Twice as many suspected war criminals reported to Swedish police last year than 2015
"A third are about incidents in Syria or Iraq, and beside those there are scattered cases from other countries where there have been or are still conflicts," Patricia Rakic Arle, head of the commission, told SvD.
A total of 80 such cases were handled by the War Crimes Unit of the Swedish police in 2017.
Many of the reports were processed through the Swedish Migration Agency, whose experts interview people during the asylum application process and specialize in detecting suspected war criminals attempting to pass themselves off as civilians.

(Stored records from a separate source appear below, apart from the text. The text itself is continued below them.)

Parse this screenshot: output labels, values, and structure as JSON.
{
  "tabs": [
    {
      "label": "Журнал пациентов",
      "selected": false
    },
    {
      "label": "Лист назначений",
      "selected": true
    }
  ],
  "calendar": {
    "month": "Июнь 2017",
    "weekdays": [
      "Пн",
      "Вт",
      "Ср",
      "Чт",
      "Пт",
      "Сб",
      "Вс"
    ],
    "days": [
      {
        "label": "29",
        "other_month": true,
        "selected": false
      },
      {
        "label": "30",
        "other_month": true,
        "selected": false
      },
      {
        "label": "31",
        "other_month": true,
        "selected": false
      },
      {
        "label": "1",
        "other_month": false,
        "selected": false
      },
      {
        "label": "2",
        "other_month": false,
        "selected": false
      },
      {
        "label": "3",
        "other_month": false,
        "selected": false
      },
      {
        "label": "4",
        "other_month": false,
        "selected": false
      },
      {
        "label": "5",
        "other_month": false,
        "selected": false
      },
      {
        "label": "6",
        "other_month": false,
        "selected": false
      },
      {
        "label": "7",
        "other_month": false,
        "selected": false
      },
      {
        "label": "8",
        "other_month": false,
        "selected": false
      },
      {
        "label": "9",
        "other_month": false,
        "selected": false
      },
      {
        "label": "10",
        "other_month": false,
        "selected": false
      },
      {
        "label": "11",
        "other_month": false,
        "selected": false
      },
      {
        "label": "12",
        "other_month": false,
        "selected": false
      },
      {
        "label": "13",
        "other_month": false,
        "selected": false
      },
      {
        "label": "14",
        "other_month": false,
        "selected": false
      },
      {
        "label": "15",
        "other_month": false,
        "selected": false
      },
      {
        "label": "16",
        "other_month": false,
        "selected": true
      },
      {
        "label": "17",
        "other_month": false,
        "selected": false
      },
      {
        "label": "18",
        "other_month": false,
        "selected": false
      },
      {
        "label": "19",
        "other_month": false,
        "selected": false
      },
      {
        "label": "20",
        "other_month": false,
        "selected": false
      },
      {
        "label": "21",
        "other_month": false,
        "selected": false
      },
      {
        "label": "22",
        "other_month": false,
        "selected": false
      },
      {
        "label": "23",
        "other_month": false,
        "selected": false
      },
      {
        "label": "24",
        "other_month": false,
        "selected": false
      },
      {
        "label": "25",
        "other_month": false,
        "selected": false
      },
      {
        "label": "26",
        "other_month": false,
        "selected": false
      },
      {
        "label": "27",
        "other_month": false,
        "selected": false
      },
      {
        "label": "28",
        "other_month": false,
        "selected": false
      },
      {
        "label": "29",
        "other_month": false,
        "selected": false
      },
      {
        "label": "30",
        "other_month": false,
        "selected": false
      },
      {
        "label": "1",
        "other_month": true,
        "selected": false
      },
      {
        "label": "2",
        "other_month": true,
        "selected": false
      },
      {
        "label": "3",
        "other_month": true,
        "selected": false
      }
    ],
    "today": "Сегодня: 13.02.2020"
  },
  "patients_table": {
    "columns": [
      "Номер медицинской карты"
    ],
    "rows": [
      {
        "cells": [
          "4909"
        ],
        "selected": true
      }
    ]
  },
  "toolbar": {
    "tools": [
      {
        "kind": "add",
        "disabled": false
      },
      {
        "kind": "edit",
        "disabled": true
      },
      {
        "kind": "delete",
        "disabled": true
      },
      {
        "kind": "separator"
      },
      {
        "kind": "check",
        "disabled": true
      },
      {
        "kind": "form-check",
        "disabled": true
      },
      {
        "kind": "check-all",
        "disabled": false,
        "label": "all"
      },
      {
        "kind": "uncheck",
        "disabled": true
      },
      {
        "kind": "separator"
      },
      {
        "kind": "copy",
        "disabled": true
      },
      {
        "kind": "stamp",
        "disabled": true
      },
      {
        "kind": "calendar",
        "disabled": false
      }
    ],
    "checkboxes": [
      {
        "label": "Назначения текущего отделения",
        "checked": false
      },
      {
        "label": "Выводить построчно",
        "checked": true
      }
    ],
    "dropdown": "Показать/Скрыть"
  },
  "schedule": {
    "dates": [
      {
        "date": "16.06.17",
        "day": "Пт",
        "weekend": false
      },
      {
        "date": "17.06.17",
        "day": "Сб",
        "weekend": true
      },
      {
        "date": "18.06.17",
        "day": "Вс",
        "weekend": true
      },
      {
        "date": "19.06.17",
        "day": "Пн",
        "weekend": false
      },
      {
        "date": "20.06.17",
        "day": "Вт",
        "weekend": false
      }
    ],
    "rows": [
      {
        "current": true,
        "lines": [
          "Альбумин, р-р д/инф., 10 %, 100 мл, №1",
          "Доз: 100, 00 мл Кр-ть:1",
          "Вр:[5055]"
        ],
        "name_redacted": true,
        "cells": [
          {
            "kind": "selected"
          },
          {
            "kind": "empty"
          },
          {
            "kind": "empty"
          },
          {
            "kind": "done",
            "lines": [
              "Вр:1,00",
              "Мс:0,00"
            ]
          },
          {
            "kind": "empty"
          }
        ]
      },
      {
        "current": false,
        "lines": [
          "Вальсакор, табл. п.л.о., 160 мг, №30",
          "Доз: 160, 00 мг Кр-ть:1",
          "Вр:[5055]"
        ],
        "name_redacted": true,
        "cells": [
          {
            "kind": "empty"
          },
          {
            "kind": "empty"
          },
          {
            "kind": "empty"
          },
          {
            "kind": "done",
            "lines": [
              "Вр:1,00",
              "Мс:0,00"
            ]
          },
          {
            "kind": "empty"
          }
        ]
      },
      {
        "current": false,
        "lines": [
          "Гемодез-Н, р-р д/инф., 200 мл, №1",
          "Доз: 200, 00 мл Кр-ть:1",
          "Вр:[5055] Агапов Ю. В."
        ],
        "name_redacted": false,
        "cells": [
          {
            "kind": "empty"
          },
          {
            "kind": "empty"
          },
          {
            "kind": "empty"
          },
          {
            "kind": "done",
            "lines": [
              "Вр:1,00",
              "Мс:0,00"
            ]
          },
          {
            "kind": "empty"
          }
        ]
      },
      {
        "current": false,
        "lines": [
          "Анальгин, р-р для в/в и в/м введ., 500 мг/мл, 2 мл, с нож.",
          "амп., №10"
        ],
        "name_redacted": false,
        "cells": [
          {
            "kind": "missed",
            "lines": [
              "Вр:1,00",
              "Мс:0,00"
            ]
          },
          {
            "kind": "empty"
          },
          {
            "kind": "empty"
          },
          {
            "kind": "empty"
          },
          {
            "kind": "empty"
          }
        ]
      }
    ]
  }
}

“The Swedish Migration Agency conducts interviews with residence permit applicants, aiming to investigate their right to a residence permit in Sweden. In those interviews, information may come up which indicates a war crime could have taken place,” Johanna Mahlen of the Swedish Migration Agency told RT.com. “In such cases, The Swedish Migration Agency reports this to the Swedish Police for criminal investigation.”
Mahlen added that, in the past four years, the number of cases reported to authorities has quadrupled: 12 in 2014, 21 in 2015, 43 in 2016, and finally, 52 in 2017.
“Every person is guilty of war crimes who commits a certain act such as killing, if it is part of, or otherwise connected to, an armed conflict or occupation. The sentence imposed will be imprisonment for at most six years or, if the crime is gross, at least four years and at most 18 years, or life,” the Swedish police wrote in an a statement confirming updates to Swedish law regarding the prosecution of such cases.
“War crimes, also known as universal crimes, may be investigated in Sweden regardless of where or by whom they were committed.”
Last year, a total of four people were convicted of war crimes by Swedish courts, one of whom was a man sentenced to life in prison for killing seven people in Syria.
Haisam Sakhanh, 46, was a Syrian with a Swedish residency permit. He was convicted of the execution-style murder of seven people in Idlib, Syria in 2012, which constituted a "serious violation of the regulations of international humanitarian law."
"The judges have given an important signal that Sweden is not a safe haven for war criminals," Per Ahsltröm, head of the war crimes investigation group at the Swedish police, said in a statement as cited by The Local.